Die auf Elektromobilität spezialisierte Unternehmensberatung P3 hat einen Rechner für die TCO von elektrisch und konventionell angetriebenen Lkw erarbeitet und Ergebnisse für den deutschen Markt aufbereitet. Das Fazit: Bereits heute gibt es Anwendungsfälle, in denen E-Lkw finanziell vorne liegen.

P3s detaillierte Gegenüberstellung der Total Costs of Ownership (TCO) zwischen einem durchschnittlichen konventionellen und elektrischen Schwerlast-Lkw auf dem deutschen Markt zeigt – unter bestimmten Bedingungen – Kostenvorteile für elektrische Lkw.
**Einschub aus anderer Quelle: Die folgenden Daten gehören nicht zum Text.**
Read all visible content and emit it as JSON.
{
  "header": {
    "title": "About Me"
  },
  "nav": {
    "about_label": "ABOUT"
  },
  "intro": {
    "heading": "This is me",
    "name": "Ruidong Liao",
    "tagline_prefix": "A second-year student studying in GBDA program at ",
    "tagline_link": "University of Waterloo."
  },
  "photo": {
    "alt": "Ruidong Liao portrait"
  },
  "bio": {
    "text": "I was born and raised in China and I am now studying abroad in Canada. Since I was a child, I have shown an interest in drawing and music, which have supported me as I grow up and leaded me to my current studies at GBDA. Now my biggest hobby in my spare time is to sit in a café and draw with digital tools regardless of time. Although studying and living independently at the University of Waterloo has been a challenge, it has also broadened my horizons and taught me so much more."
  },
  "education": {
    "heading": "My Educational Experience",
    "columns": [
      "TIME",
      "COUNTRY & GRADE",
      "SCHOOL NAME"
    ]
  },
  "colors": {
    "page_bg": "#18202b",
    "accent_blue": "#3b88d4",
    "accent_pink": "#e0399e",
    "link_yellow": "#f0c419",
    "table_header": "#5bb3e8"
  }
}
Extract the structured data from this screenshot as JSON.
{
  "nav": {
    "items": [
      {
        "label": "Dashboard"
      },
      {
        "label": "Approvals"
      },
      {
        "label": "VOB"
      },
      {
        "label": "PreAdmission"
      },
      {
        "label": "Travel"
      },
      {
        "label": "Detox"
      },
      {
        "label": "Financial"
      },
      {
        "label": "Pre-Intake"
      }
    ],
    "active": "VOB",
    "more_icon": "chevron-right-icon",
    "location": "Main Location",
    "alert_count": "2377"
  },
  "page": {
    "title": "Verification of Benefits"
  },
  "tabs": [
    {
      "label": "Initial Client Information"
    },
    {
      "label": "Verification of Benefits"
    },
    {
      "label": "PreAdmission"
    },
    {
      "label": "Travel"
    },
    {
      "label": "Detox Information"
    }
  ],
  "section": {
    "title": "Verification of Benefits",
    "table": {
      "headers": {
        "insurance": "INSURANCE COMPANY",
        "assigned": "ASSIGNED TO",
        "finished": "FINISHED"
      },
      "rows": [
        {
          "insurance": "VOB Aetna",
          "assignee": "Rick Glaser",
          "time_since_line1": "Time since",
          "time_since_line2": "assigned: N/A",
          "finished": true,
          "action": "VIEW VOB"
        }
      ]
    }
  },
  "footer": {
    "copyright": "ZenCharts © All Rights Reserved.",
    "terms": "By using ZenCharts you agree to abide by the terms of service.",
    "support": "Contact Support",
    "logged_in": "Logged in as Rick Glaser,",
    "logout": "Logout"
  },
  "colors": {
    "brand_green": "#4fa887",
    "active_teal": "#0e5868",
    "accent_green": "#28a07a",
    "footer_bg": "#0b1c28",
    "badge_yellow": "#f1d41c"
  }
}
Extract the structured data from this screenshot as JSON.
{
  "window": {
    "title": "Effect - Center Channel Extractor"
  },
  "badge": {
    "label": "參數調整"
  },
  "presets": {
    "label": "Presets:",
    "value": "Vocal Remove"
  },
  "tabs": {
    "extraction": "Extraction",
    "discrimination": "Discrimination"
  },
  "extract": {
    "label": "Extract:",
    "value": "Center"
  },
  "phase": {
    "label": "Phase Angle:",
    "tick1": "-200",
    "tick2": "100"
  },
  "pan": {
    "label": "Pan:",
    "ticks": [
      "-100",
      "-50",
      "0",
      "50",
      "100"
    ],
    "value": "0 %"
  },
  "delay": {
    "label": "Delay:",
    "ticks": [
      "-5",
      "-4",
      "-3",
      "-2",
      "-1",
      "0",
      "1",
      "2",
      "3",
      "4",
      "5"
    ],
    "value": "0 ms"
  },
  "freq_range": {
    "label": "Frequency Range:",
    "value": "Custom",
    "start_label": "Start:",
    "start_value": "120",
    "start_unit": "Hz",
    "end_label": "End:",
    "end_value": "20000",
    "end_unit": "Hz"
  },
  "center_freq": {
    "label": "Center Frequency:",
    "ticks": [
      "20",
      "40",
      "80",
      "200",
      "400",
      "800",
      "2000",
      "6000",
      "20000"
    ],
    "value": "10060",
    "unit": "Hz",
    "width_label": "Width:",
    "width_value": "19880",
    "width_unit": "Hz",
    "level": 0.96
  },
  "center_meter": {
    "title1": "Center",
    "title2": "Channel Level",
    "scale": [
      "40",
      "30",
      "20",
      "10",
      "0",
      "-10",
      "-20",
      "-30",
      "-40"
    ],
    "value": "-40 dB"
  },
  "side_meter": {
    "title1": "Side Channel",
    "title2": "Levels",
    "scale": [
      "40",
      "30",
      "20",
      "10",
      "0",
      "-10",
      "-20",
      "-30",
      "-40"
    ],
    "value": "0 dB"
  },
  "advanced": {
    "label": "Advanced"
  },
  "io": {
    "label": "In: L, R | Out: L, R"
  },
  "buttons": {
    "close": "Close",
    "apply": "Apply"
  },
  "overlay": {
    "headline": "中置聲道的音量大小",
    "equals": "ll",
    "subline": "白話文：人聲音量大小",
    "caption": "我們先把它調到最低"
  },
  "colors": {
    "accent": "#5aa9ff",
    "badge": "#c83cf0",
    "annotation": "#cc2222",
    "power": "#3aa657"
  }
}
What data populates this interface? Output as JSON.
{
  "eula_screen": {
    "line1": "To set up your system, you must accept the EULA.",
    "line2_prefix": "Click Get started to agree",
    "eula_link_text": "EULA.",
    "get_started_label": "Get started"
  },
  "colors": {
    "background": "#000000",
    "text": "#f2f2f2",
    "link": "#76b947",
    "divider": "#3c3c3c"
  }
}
Im Regionalverkehr erreichen E-Lkw diesen finanziellen Vorsprung in Form von 5 Cent pro Kilometer gegenüber Diesel-Lkw binnen einer sechsjährigen Haltedauer. Dabei gehen die Analysten der Beratungsfirma von einer täglichen Streckenlänge von 200 bis 300 Kilometern, 60.000 Kilometern Jahresfahrleistung und 100-prozentiges Depotladen aus.

Für das Langstrecken-Szenario mit 350 bis 500 Kilometern täglicher Strecke, 100.000 Kilometern Jahresfahrleistung und 50:50 Depot- und Autobahnladen vergrößert sich der Kostenvorteil von E-Lkw gegenüber Diesel-Lkw auf elf Prozent, was 13 ct/km entspricht. Die Machbarkeit von Tagesstrecken von rund 500 Kilometern sei jedoch aufgrund des fehlenden öffentlichen Schnellladenetzes begrenzt und kann derzeit nur in einem Hub-to-Hub-Anwendungsfall realisiert werden, schränken die Studienmacher ein. Zu den weiteren limitierenden Faktoren kommen wir gleich.

Der Hauptgrund für die Überlegenheit von E-Lkw auf der Langstrecke ist laut P3 die höhere Laufleistung, wobei der Break-Even-Point (unter den zugrunde liegenden Prämissen) bereits bei 63.000 Kilometern pro Jahr erreicht wird. Im Regionalverkehr hat der E-Lkw ab 52.000 Kilometern Jahresfahrleistung die Nase vorne. „Die wichtigsten Kostenvorteile – niedrigere Energiekosten und geringere Mautgebühren – steigen mit der zurückgelegten Entfernung, so dass die Vorteile auf längeren Strecken noch größer sind“, heißt es in einem von P3 veröffentlichten Whitepaper. Darüber hinaus profitiere der E-Lkw von geringeren Service- und Reparaturkosten und CO2-Steuervergünstigungen. „Diese Kosteneinsparungen reichen aus, um die Hauptvorteile der Diesel-Lkw auszugleichen: niedrigere Anschaffungskosten für den Lkw und der Wegfall von Investitionen in die Ladeinfrastruktur des Depots.“ Je nachdem, wie sich die Batteriealterung in der Praxis darstellt, könne der Restwert von E-Lkw zudem höher ausfallen, was die TCO weiter verbessern würde. Freilich kann es aber auch andersherum laufen: dass der Restwert eher für Diesel-Lkw spricht. Verlässliche Aussagen hierzu werden erst in der Zukunft möglich.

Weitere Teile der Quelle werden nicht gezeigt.